Local advertisements were originally intended to help finance magazines, but have much historical interest, showing what could be bought locally, and shopkeepers’ perceptions of their customers’ aspirations.
Illustration: In 1901 in Bishops Waltham customers for Salmon and Son’s choice teas in packets, and French coffee in tins, presumably didn’t mind buying it in T Duffett’s boot and shoe warehouse, along with “light Laced and Button Boots and Low Shoes” (30M77/PZ75).
Parish magazines help family historians in various ways. Monthly lists of baptisms, marriages and burials may record weddings of parishioners that took place elsewhere, and funerals followed by cremation or burial in a cemetery or another parish, not recorded in the parish burial register. Family members may be mentioned as choir members, Sunday School teachers, or school prize-winners: in Basingstoke, almost 300 Sunday School prize-winners were listed in March 1901. Obituaries may help build up a picture of family members.
In the later 20th century, technological developments – first the duplicator and then the word processor – enabled parishes to produce the entire magazine in-house, such as Preston Candover and Bradley’s Oxdrove, launched in 1966 with cover artwork by local people.
Illustration: drawing of Bradley Church from the cover of Oxdrove, 1971 (49M69/PZ3/6).
The amount of local content grew, and many parishes dispensed with the national inset. Recently some civil Parish Councils or independent committees have begun producing parish magazines covering a wide range of local activities.
Parish magazines are easily searchable on our online catalogue. If you enter the name of the parish, and the word magazine* (the star means that the system will find references to ‘magazine’ or ‘magazines’) into the Any Text field you should find at least summary details of magazines we hold, within the parish’s records, those of nearby parishes, and in personal archives. Parish magazines for Portsmouth/Gosport/Fareham/Havant, Southampton, and Aldershot/Crondall/Farnborough are likely to be at Portsmouth History Centre, Southampton Archives and Surrey History Centre respectively.

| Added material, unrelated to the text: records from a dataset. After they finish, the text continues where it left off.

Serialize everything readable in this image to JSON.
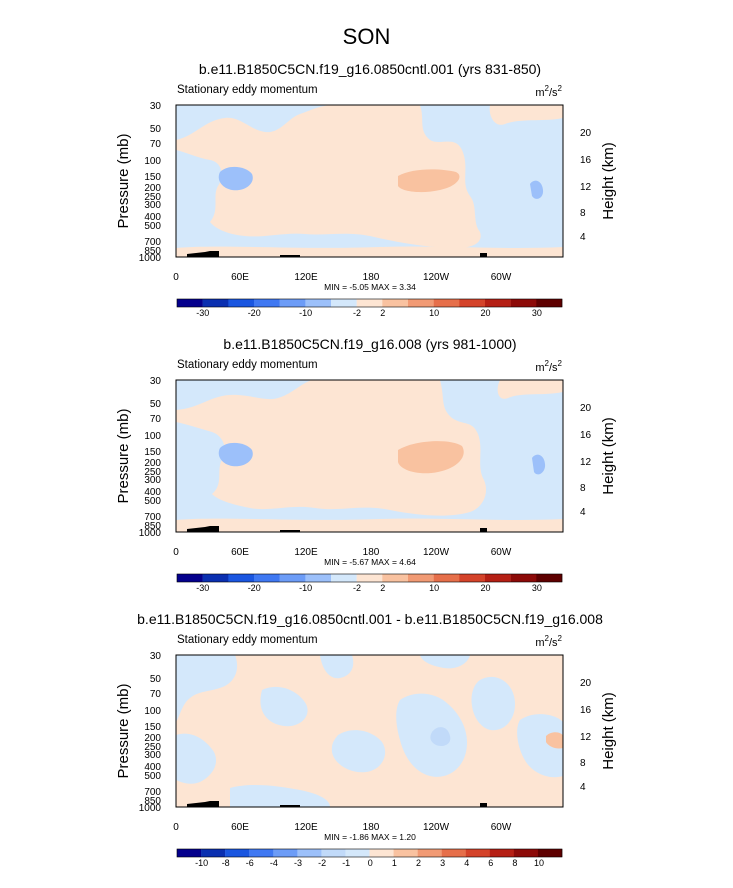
{
  "figure_title": "SON",
  "chart_data": [
    {
      "type": "heatmap",
      "title": "b.e11.B1850C5CN.f19_g16.0850cntl.001 (yrs 831-850)",
      "subtitle": "Stationary eddy momentum",
      "units_base": "m",
      "units_exp1": "2",
      "units_mid": "/s",
      "units_exp2": "2",
      "ylabel": "Pressure (mb)",
      "ylabel_right": "Height (km)",
      "x_ticks": [
        "0",
        "60E",
        "120E",
        "180",
        "120W",
        "60W"
      ],
      "y_ticks": [
        "30",
        "50",
        "70",
        "100",
        "150",
        "200",
        "250",
        "300",
        "400",
        "500",
        "700",
        "850",
        "1000"
      ],
      "height_ticks": [
        "20",
        "16",
        "12",
        "8",
        "4"
      ],
      "min_label": "MIN =",
      "min_value": "-5.05",
      "max_label": "MAX =",
      "max_value": "3.34",
      "colorbar_labels": [
        "-30",
        "-20",
        "-10",
        "-2",
        "2",
        "10",
        "20",
        "30"
      ],
      "colorbar_colors": [
        "#04008c",
        "#0a2fb0",
        "#1a56e0",
        "#3f78f2",
        "#6c9cf7",
        "#9cc0fa",
        "#d4e8fb",
        "#fde5d3",
        "#f9c2a0",
        "#f19a74",
        "#e66f4a",
        "#d4432a",
        "#b51f14",
        "#8c0a08",
        "#5e0000"
      ]
    },
    {
      "type": "heatmap",
      "title": "b.e11.B1850C5CN.f19_g16.008 (yrs 981-1000)",
      "subtitle": "Stationary eddy momentum",
      "units_base": "m",
      "units_exp1": "2",
      "units_mid": "/s",
      "units_exp2": "2",
      "ylabel": "Pressure (mb)",
      "ylabel_right": "Height (km)",
      "x_ticks": [
        "0",
        "60E",
        "120E",
        "180",
        "120W",
        "60W"
      ],
      "y_ticks": [
        "30",
        "50",
        "70",
        "100",
        "150",
        "200",
        "250",
        "300",
        "400",
        "500",
        "700",
        "850",
        "1000"
      ],
      "height_ticks": [
        "20",
        "16",
        "12",
        "8",
        "4"
      ],
      "min_label": "MIN =",
      "min_value": "-5.67",
      "max_label": "MAX =",
      "max_value": "4.64",
      "colorbar_labels": [
        "-30",
        "-20",
        "-10",
        "-2",
        "2",
        "10",
        "20",
        "30"
      ],
      "colorbar_colors": [
        "#04008c",
        "#0a2fb0",
        "#1a56e0",
        "#3f78f2",
        "#6c9cf7",
        "#9cc0fa",
        "#d4e8fb",
        "#fde5d3",
        "#f9c2a0",
        "#f19a74",
        "#e66f4a",
        "#d4432a",
        "#b51f14",
        "#8c0a08",
        "#5e0000"
      ]
    },
    {
      "type": "heatmap",
      "title": "b.e11.B1850C5CN.f19_g16.0850cntl.001 - b.e11.B1850C5CN.f19_g16.008",
      "subtitle": "Stationary eddy momentum",
      "units_base": "m",
      "units_exp1": "2",
      "units_mid": "/s",
      "units_exp2": "2",
      "ylabel": "Pressure (mb)",
      "ylabel_right": "Height (km)",
      "x_ticks": [
        "0",
        "60E",
        "120E",
        "180",
        "120W",
        "60W"
      ],
      "y_ticks": [
        "30",
        "50",
        "70",
        "100",
        "150",
        "200",
        "250",
        "300",
        "400",
        "500",
        "700",
        "850",
        "1000"
      ],
      "height_ticks": [
        "20",
        "16",
        "12",
        "8",
        "4"
      ],
      "min_label": "MIN =",
      "min_value": "-1.86",
      "max_label": "MAX =",
      "max_value": "1.20",
      "colorbar_labels": [
        "-10",
        "-8",
        "-6",
        "-4",
        "-3",
        "-2",
        "-1",
        "0",
        "1",
        "2",
        "3",
        "4",
        "6",
        "8",
        "10"
      ],
      "colorbar_colors": [
        "#04008c",
        "#0a2fb0",
        "#1a56e0",
        "#3f78f2",
        "#6c9cf7",
        "#9cc0fa",
        "#c1daf9",
        "#d4e8fb",
        "#fde5d3",
        "#f9c2a0",
        "#f19a74",
        "#e66f4a",
        "#d4432a",
        "#b51f14",
        "#8c0a08",
        "#5e0000"
      ]
    }
  ]
}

We are grateful to parishes that have deposited magazines, and continue to send their magazines each month, or in yearly batches. But there are many Hampshire parishes for which our holdings are limited. If you find old parish magazines at home, or among someone’s effects, we’d be very pleased to have the chance to check if they fill any gaps. If you spot a volume which on the outside is titled Dawn of Day or Hearth and Home, do look inside: in addition to the nationally-produced magazine, it may contain – at the front, at the back or interspersed between the issues – the only surviving set of a previously undiscovered parish magazine.